- DoA show a reproducible age invariant cortical signature: increases in delta and beta before onset, frontal delta persistence, posterior delta suppression, bilateral beta enhancement.
- Compared with physiological arousals, DoA arise from a sleepier baseline with higher delta, lower beta, and greater beta coexisting with persistent frontal delta.
- DoA reflect spatially organised arousal integration failure: posterior sensorimotor and awareness circuits reactivate, anterior executive regions remain sleep like; hd-EEG source analysis aids translation.
Sleep. 2026 May 8:zsag123. doi: 10.1093/sleep/zsag123. Online ahead of print.
ABSTRACT
STUDY OBJECTIVES: To characterize source-level cortical oscillatory dynamics before and during disorders of arousal (DoA) compared with physiological motor arousals in children and adults.
MATERIALS AND METHODS: Nineteen children (10.9 ± 3.0 years) and 22 adults (30.3 ± 5.2 years) with DoA underwent 256-channel high-density EEG with video-polysomnography. Source-space spectral analysis in delta (0.5-4 Hz) and beta (18-30 Hz) bands was computed during stable slow-wave-sleep (-3 to -2 minutes before movement onset) and from -5 seconds to +15 seconds around movement onset for 84 DoA episodes and 146 physiological motor arousals.

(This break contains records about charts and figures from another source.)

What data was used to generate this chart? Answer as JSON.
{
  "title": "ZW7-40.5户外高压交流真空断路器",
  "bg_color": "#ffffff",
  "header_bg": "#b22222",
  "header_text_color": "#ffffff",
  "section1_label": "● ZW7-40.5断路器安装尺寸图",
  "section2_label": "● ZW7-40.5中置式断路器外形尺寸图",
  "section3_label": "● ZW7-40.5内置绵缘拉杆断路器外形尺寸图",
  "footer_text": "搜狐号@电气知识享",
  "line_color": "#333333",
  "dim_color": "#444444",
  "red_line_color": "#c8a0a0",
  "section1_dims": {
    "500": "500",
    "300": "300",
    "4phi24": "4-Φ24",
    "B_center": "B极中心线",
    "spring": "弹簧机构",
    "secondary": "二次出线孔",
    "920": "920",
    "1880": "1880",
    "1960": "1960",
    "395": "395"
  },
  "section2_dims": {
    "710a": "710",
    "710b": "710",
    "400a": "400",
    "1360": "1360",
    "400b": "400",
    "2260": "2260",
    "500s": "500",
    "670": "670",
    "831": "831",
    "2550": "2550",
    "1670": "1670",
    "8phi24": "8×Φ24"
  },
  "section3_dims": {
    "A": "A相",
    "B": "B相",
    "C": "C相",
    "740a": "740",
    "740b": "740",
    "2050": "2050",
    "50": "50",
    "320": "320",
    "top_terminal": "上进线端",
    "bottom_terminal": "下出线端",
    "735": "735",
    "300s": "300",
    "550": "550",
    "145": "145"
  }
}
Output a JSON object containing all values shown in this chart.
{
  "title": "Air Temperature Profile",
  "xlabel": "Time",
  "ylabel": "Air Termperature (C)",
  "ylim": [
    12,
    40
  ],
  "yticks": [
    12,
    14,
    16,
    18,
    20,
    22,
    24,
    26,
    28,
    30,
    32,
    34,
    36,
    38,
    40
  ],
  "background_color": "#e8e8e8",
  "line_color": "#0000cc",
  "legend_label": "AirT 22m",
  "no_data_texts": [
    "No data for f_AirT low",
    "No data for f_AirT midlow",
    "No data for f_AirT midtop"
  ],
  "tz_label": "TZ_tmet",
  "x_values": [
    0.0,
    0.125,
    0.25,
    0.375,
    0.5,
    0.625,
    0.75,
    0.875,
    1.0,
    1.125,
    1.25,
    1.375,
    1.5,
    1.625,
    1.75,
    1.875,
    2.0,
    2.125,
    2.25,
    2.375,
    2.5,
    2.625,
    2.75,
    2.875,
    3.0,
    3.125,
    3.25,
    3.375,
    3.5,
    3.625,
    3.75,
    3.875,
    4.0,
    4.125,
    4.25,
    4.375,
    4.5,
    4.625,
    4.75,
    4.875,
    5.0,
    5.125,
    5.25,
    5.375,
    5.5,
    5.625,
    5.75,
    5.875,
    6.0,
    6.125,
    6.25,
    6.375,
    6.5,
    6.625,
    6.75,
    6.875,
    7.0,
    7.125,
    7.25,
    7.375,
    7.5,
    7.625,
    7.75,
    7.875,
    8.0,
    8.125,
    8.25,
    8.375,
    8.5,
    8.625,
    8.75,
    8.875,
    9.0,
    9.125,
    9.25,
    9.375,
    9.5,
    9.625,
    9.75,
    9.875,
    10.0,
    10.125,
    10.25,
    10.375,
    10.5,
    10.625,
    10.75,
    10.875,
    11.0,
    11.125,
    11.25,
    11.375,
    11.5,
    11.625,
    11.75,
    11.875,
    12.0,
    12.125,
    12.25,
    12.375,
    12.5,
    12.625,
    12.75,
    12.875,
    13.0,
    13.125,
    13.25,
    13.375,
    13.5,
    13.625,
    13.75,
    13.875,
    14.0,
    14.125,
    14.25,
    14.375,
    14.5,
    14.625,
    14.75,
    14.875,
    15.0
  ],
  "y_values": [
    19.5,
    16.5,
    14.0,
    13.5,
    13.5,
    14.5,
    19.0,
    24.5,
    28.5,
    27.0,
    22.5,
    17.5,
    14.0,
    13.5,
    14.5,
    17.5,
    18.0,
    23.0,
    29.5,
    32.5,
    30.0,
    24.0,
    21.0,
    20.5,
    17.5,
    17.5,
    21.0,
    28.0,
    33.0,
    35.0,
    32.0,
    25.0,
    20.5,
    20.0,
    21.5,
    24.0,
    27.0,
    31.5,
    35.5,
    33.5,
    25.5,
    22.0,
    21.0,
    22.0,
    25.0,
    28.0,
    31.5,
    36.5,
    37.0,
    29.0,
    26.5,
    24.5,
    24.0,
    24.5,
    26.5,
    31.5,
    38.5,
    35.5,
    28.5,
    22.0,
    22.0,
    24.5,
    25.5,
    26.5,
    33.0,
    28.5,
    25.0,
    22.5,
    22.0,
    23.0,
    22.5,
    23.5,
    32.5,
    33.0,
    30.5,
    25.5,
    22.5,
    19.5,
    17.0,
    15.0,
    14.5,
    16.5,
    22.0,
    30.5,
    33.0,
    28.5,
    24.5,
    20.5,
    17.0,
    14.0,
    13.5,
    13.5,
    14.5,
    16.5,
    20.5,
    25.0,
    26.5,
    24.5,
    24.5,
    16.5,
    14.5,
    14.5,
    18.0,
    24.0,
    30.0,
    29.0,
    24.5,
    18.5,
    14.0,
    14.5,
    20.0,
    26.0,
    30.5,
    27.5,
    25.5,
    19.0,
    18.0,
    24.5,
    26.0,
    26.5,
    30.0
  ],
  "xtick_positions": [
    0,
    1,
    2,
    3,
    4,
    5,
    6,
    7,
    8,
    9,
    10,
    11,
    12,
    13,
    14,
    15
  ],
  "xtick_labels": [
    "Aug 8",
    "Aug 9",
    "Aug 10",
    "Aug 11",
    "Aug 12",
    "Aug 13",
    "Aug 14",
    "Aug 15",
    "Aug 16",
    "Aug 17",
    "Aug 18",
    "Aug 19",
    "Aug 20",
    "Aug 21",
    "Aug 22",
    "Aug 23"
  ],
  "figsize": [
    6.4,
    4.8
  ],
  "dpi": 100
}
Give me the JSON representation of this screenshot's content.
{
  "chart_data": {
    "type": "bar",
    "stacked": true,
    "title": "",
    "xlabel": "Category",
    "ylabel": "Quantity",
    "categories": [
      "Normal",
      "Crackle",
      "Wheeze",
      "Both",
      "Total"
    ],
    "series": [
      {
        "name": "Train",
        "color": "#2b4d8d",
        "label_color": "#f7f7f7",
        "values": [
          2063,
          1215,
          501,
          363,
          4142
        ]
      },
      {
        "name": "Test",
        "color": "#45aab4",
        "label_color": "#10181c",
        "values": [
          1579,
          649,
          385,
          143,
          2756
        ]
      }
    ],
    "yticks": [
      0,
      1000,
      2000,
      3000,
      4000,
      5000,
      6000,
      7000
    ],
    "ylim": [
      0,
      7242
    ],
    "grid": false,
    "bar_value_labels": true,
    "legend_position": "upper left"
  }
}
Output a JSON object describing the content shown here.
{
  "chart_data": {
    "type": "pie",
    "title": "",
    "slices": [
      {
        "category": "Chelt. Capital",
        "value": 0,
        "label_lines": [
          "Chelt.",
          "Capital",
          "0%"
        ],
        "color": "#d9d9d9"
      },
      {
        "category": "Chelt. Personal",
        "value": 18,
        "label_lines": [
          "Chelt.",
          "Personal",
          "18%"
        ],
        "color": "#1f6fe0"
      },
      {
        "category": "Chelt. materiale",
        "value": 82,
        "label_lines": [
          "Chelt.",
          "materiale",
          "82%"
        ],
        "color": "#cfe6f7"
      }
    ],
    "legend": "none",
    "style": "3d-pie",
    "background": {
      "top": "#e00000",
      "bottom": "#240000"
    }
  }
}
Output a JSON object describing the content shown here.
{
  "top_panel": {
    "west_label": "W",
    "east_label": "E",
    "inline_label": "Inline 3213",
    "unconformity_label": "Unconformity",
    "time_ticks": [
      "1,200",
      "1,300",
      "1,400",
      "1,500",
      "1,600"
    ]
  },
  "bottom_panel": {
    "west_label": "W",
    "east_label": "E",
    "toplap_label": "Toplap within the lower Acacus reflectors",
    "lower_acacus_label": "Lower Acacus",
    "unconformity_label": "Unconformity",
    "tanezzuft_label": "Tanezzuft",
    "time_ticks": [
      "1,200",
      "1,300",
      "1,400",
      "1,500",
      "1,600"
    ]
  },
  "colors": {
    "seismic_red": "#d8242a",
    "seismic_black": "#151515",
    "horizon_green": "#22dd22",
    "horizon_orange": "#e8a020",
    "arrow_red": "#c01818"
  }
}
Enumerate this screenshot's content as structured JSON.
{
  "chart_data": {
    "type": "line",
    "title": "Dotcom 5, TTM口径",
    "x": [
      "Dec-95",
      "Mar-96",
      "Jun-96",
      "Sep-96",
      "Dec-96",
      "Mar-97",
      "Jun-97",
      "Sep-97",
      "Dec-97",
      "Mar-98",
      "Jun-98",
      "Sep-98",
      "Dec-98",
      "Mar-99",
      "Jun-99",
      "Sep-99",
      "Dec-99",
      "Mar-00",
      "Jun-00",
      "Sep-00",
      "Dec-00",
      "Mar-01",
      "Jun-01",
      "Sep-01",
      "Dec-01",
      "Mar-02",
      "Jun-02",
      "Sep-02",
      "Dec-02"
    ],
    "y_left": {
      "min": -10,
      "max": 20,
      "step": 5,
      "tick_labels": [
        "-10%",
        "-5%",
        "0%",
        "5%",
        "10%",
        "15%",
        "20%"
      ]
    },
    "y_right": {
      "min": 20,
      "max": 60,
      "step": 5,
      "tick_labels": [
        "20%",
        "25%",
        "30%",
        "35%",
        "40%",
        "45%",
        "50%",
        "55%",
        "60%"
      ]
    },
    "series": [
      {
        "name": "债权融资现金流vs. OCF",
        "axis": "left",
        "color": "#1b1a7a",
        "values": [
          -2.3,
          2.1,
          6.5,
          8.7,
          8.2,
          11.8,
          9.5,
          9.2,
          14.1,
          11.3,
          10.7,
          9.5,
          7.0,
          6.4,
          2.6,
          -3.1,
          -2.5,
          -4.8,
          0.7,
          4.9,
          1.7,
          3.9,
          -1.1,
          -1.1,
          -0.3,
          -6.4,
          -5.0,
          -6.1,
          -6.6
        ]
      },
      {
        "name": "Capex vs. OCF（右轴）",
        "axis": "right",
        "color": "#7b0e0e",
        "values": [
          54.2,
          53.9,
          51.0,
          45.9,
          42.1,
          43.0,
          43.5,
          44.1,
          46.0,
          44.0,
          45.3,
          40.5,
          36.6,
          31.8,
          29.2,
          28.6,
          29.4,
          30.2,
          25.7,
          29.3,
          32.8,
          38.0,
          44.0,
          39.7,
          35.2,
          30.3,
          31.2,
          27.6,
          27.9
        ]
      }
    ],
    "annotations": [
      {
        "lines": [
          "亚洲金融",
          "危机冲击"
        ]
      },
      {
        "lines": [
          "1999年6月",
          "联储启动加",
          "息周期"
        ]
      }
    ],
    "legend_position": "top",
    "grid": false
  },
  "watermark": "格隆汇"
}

Linear mixed-effects models with permutation-based cluster correction were applied.
RESULTS: Four reproducible cortical hallmarks emerged across age groups: (i) a widespread pre-onset increase in beta and delta relative to slow-wave-sleep; (ii) sustained frontal delta enhancement over anterior cingulate, dorsomedial and ventromedial prefrontal, frontopolar, and orbitofrontal cortices; (iii) concurrent centro-parietal delta suppression spanning posterior cingulate, precuneus, superior parietal, sensorimotor, and supplementary motor regions; and (iv) persistent bilateral beta enhancement. Compared with physiological arousals, DoA arose from a “sleepier” background (higher delta, lower beta) and displayed greater beta coexisting with frontal delta persistence. Children showed broader pre-onset delta effects and more diffuse post-onset persistence, whereas adults exhibited a more anteriorly confined pattern.
CONCLUSION: DoA display a reproducible, age-invariant cortical signature, consistent with a spatially organized failure of arousal integration: posterior sensorimotor and awareness circuits partially reactivate, while anterior executive and emotion-regulatory regions remain sleep-like. These spatiotemporal fingerprints position hd-EEG source analysis as a translational tool for mechanistically informed diagnostic and therapeutic development.